I generally like don't like restaurants for the same reasons I don't like theaters, stores, parks, beaches, sidewalks ... ... in general, anywhere in public.

It was between the typical lunch and dinner crowds, so I figured it may not be too bad.  We went to Yolanda's Mexican restaurant ... we both love their food.  We sat at a table looking across the ocean ... well, more like across a half empty marina a mile or more from the ocean.  It was still a nice view.

Despite the time we went it was still noisy ... more accurately, the three men at the bar were loud, the other two small groups were across the restaurant and I couldn't hear them over the other sounds.  The cacophony that consumes even a relatively empty establishment is amazing.

It was still nice to have a break in the day ... time away from the office to relax.

There are definitely many little things that I see, hear or do often that keep me from going totally insane.  Sometimes it's a seeing a nice post or compliment on Facebook, other times it's simply knowing that efforts that are not advertised across the internet are appreciated.  Yesterday it was a sunset.  For the first time in a long time I grabbed my camera and ran ... or walked ... maybe limped to the back yard to document the beauty.

Do the good moments outweigh the bad?  Probably ... I hope to notice them more often.

Sunday, December 7, 2014

Frogger ...


Sometimes my brain drives me nuts.

There are so many times it feels like I get stuck between thoughts ... or maybe it's a little more like my thoughts get run over as they try to get to their destination.
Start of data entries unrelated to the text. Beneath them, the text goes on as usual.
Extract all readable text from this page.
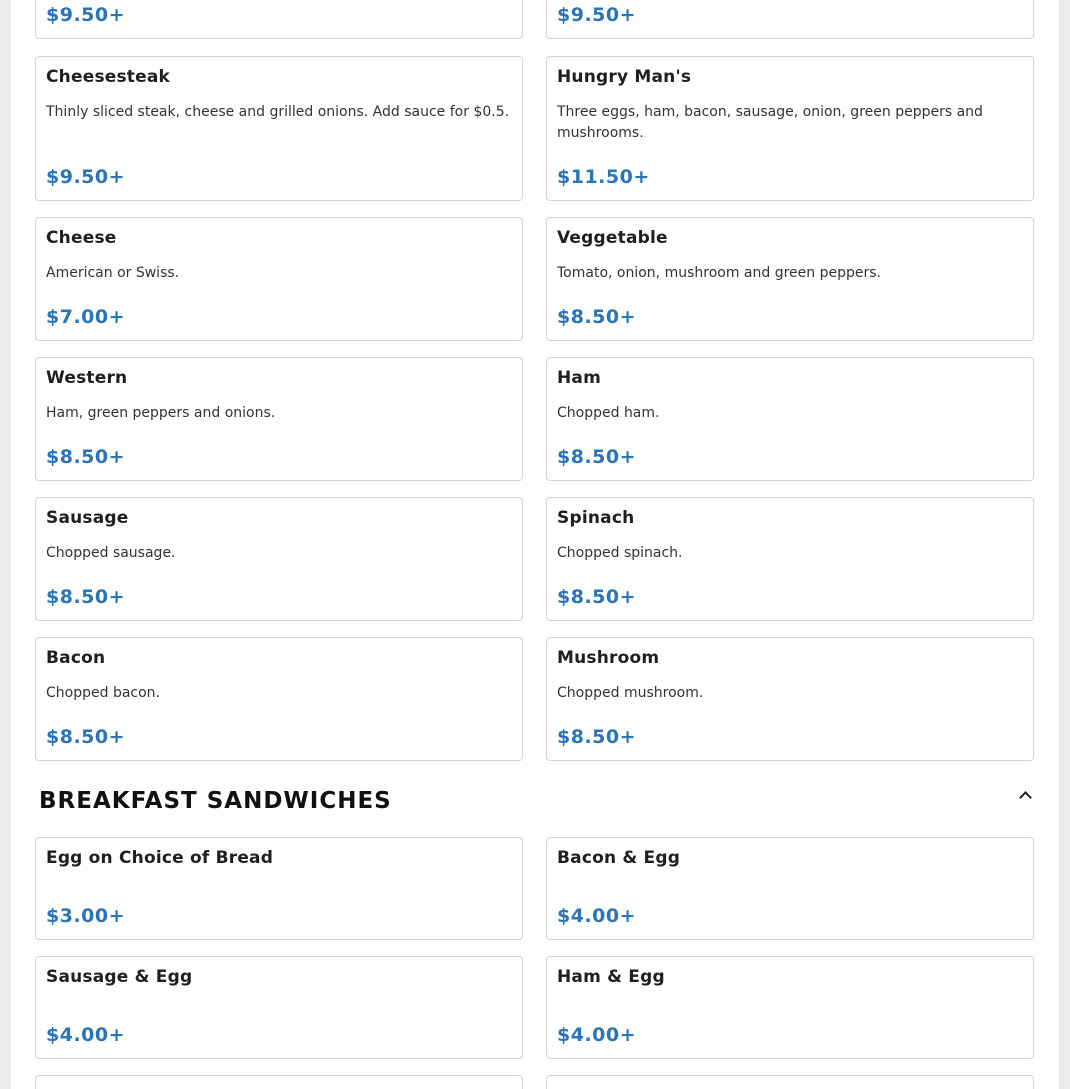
$9.50+	$9.50+
Cheesesteak
Thinly sliced steak, cheese and grilled onions. Add sauce for $0.5.
$9.50+
Hungry Man's
Three eggs, ham, bacon, sausage, onion, green peppers and mushrooms.
$11.50+
Cheese
American or Swiss.
$7.00+
Veggetable
Tomato, onion, mushroom and green peppers.
$8.50+
Western
Ham, green peppers and onions.
$8.50+
Ham
Chopped ham.
$8.50+
Sausage
Chopped sausage.
$8.50+
Spinach
Chopped spinach.
$8.50+
Bacon
Chopped bacon.
$8.50+
Mushroom
Chopped mushroom.
$8.50+
BREAKFAST SANDWICHES
Egg on Choice of Bread
$3.00+
Bacon & Egg
$4.00+
Sausage & Egg
$4.00+
Ham & Egg
$4.00+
So my brain is like Frogger.

For those that don't remember - Frogger was a video game where you moved your frog across a busy street followed by a river with floating logs, turtles and crocodiles and then you must end in one of a handful of safe zones on the far side ... ... but even then you're not guaranteed anything because sometimes a crocodile appears in the safe zone.

If you don't time things properly ... if you delay or move too fast you get run over.

If you aren't careful on the water the log may sink and you drown.

No matter how many times you get across the obstacle course there is always another frog that needs to be helped to safety.  It never ends ... in fact it gets harder and harder with every frog.  Eventually all your frogs are dead and the game is over.

I wonder at times how many frogs my brain has left.

In my brain there isn't just one frog ... there's dozens, or hundreds at a time ...and the cars on the road are not slow moving nor give a lot of space to move between them.  I don't really get the luxury of starting over if a thought is squished or drowned ... I have to somehow regain my mental footing and continue across.

I often find myself staring at the blur of the passing cars.

So what does this have to do with anything?

Nothing ... this is the correlation I made after a random thought interrupted a daydream which sidetracked the disruption that invaded a random thought which derailed my train of thought as I was writing another blog entry ... ...

Ummm ... Yeah.

I'm really not complaining about all this.  Some of my best ideas have come during these distractions.  I just find it amusing how quickly I can go from contemplating current situations I am dealing with to thinking about a 1980s video game.

Maybe next entry will be something more relevant ... like how my organizational skills are like playing a game of three dimensional, multilevel Tetris.